Tim Horton’s annual promotion “Rrroll Up the Rim to Win” began on February 20, 2012 . According to their website, the promotion will run as long as cup supplies last. All prizes must be redeemed by May 20, 2012.
Whenever this promotion begins, I am reminded of a case in 2006 when a 10-year old Quebec girl who found a winning cup with the grand prize of a Toyota SUV. The girl found the discarded cup in the garbage can at her school. Unable to roll up the rim on her own, she enlisted the help of an older classmate. The 12 year old friend obliged and both girls found they had a winning cup in their hands. Things got ugly when the mother of the second child sought a half-share of the car, which was valued at $33,000. A janitor at the school also came forward to argue that the prize should be his as he bought the coffee and had thrown away the cup.
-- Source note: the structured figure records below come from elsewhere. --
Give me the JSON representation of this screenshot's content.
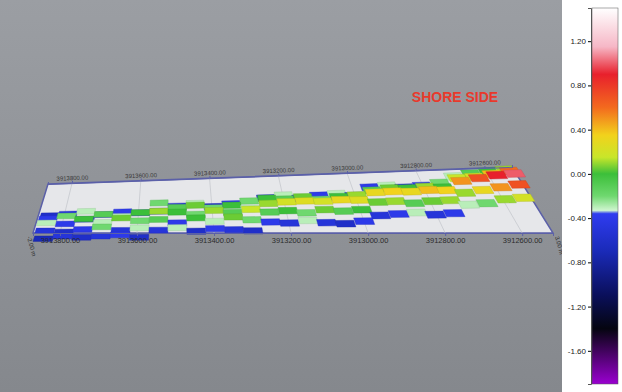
{
  "chart_data": {
    "type": "surface",
    "annotation": {
      "text": "SHORE SIDE",
      "color": "#e8392c"
    },
    "side_labels": [
      "-2.00 m",
      "3.00 m"
    ],
    "grid": true,
    "xlim": [
      3913870,
      3912520
    ],
    "xticks": [
      {
        "value": 3913800,
        "label": "3913800.00"
      },
      {
        "value": 3913600,
        "label": "3913600.00"
      },
      {
        "value": 3913400,
        "label": "3913400.00"
      },
      {
        "value": 3913200,
        "label": "3913200.00"
      },
      {
        "value": 3913000,
        "label": "3913000.00"
      },
      {
        "value": 3912800,
        "label": "3912800.00"
      },
      {
        "value": 3912600,
        "label": "3912600.00"
      }
    ],
    "x": [
      3913845,
      3913795,
      3913745,
      3913695,
      3913645,
      3913595,
      3913545,
      3913495,
      3913445,
      3913395,
      3913345,
      3913295,
      3913245,
      3913195,
      3913145,
      3913095,
      3913045,
      3912995,
      3912945,
      3912895,
      3912845,
      3912795,
      3912745,
      3912695,
      3912645,
      3912595,
      3912545
    ],
    "z": [
      [
        null,
        null,
        null,
        null,
        null,
        null,
        null,
        null,
        null,
        null,
        null,
        null,
        null,
        null,
        null,
        null,
        null,
        null,
        null,
        null,
        null,
        null,
        null,
        -0.3,
        -0.1,
        0.0,
        0.1
      ],
      [
        null,
        null,
        null,
        null,
        null,
        null,
        null,
        null,
        null,
        null,
        null,
        null,
        null,
        null,
        null,
        null,
        null,
        null,
        -0.4,
        -0.3,
        -0.5,
        -0.4,
        -0.2,
        0.15,
        0.2,
        0.4,
        0.6
      ],
      [
        null,
        null,
        null,
        null,
        null,
        null,
        null,
        null,
        null,
        null,
        null,
        null,
        -0.5,
        -0.3,
        -0.6,
        -0.4,
        -0.3,
        -0.5,
        -0.1,
        0.05,
        0.0,
        0.1,
        0.0,
        0.5,
        0.7,
        0.9,
        1.0
      ],
      [
        null,
        null,
        null,
        null,
        null,
        null,
        -0.2,
        -0.5,
        -0.3,
        -0.6,
        -0.4,
        -0.2,
        0.0,
        -0.1,
        0.05,
        -0.2,
        0.0,
        0.1,
        0.3,
        0.35,
        0.3,
        0.4,
        0.35,
        0.1,
        0.3,
        0.5,
        0.7
      ],
      [
        -0.6,
        -0.5,
        -0.3,
        -0.6,
        -0.4,
        -0.5,
        -0.4,
        -0.1,
        0.05,
        -0.2,
        0.0,
        -0.3,
        0.1,
        0.2,
        0.25,
        0.2,
        0.3,
        0.25,
        0.05,
        0.1,
        -0.1,
        0.05,
        0.1,
        -0.3,
        -0.2,
        0.1,
        0.2
      ],
      [
        -0.4,
        -0.2,
        -0.5,
        -0.1,
        -0.3,
        0.0,
        0.1,
        0.0,
        -0.2,
        0.1,
        -0.1,
        0.15,
        -0.1,
        0.0,
        -0.2,
        0.05,
        -0.1,
        0.0,
        -0.5,
        -0.4,
        -0.3,
        -0.5,
        -0.4,
        null,
        null,
        null,
        null
      ],
      [
        -0.3,
        -0.4,
        0.0,
        -0.3,
        0.05,
        -0.2,
        -0.1,
        -0.4,
        0.0,
        -0.3,
        0.05,
        -0.2,
        -0.4,
        -0.5,
        -0.3,
        -0.5,
        -0.6,
        -0.4,
        null,
        null,
        null,
        null,
        null,
        null,
        null,
        null,
        null
      ],
      [
        -0.5,
        -0.6,
        -0.4,
        -0.2,
        -0.5,
        -0.3,
        -0.5,
        -0.3,
        -0.6,
        -0.4,
        -0.5,
        -0.6,
        null,
        null,
        null,
        null,
        null,
        null,
        null,
        null,
        null,
        null,
        null,
        null,
        null,
        null,
        null
      ],
      [
        -0.7,
        -0.5,
        -0.6,
        -0.5,
        -0.4,
        -0.6,
        null,
        null,
        null,
        null,
        null,
        null,
        null,
        null,
        null,
        null,
        null,
        null,
        null,
        null,
        null,
        null,
        null,
        null,
        null,
        null,
        null
      ]
    ],
    "colorbar": {
      "range": [
        -1.9,
        1.5
      ],
      "ticks": [
        {
          "value": 1.2,
          "label": "1.20"
        },
        {
          "value": 0.8,
          "label": "0.80"
        },
        {
          "value": 0.4,
          "label": "0.40"
        },
        {
          "value": 0.0,
          "label": "0.00"
        },
        {
          "value": -0.4,
          "label": "-0.40"
        },
        {
          "value": -0.8,
          "label": "-0.80"
        },
        {
          "value": -1.2,
          "label": "-1.20"
        },
        {
          "value": -1.6,
          "label": "-1.60"
        }
      ],
      "stops": [
        {
          "value": 1.5,
          "color": "#ffffff"
        },
        {
          "value": 1.15,
          "color": "#f6b7c6"
        },
        {
          "value": 0.9,
          "color": "#e8202c"
        },
        {
          "value": 0.6,
          "color": "#f36a1e"
        },
        {
          "value": 0.35,
          "color": "#f2d21c"
        },
        {
          "value": 0.15,
          "color": "#c8e62a"
        },
        {
          "value": 0.0,
          "color": "#3cbf3a"
        },
        {
          "value": -0.2,
          "color": "#6fd86f"
        },
        {
          "value": -0.33,
          "color": "#cff5cf"
        },
        {
          "value": -0.36,
          "color": "#2f3cf0"
        },
        {
          "value": -0.7,
          "color": "#1a2ab8"
        },
        {
          "value": -1.1,
          "color": "#0a0f5a"
        },
        {
          "value": -1.4,
          "color": "#050510"
        },
        {
          "value": -1.9,
          "color": "#9a00d0"
        }
      ]
    }
  }
}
Tim Hortons decided to use the ‘finders keepers’ rule to settle the dispute and awarded the car to the first girl.
What is the finders keepers rule?
The general rule is that the finder of a lost chattel is entitled to it against all but the true owner or those who can claim through the true owner. The finder acquires no rights unless the item has been abandoned or lost and he or she takes it into his or her care and control.
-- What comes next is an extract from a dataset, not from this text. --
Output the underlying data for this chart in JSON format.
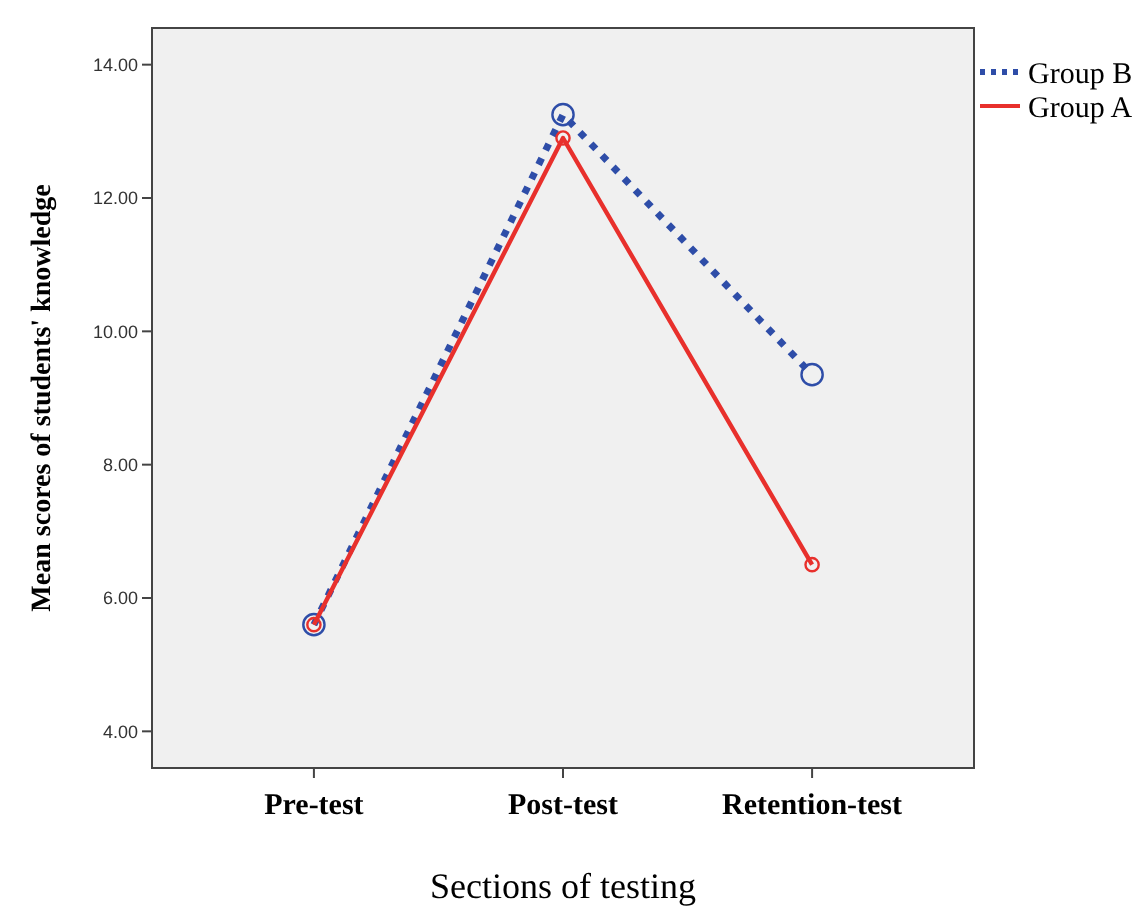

If Found in Course of Employment….May Be Claimed By Employer
If the article is found by an employee or agent in the course of his or her employment or agency, the employer, in absence of an agreement to the contrary, acquires possession to the exclusion of the employee or agent finder.
Occupier of Land May Have a Superior Claim
The general rule does not apply if the chattel is attached to land or embedded in soil, in which case the occupier of the land acquires possession of the chattel found on it by a stranger or employee if the occupier had a manifest intention to exercise control over the land and the things in or upon it, whether or not the occupier has knowledge of the existence of the chattel. Therefore, in the famous case of Park v British Airways in which a man found a piece of gold jewellery in British Airways lounge,it was found that because it was in a public place where the airline could not have intended to exercise control over, the man had the better claim to the item than the airline, good against all but the true owner.
Dishonesty / Trespass
The general rule might also not apply if the finder takes the item into his or her care and control with dishonest intent or in the course of trespassing. But even in the case of trespassers, the trespasser may have a right of possession where the true owner could not be found, and there are no other claimants.
Applied to Tim Horton’s Case
Applying this to the facts of this case, for the first girl to be found the owner of the roll up the rim cup, Tim Horton’s must have concluded that the true owner had abandoned it, and therefore, the first girl who found it was entitled to it. Although she was aided by the second girl, the first girl never gave the item up and it was still in her care and control.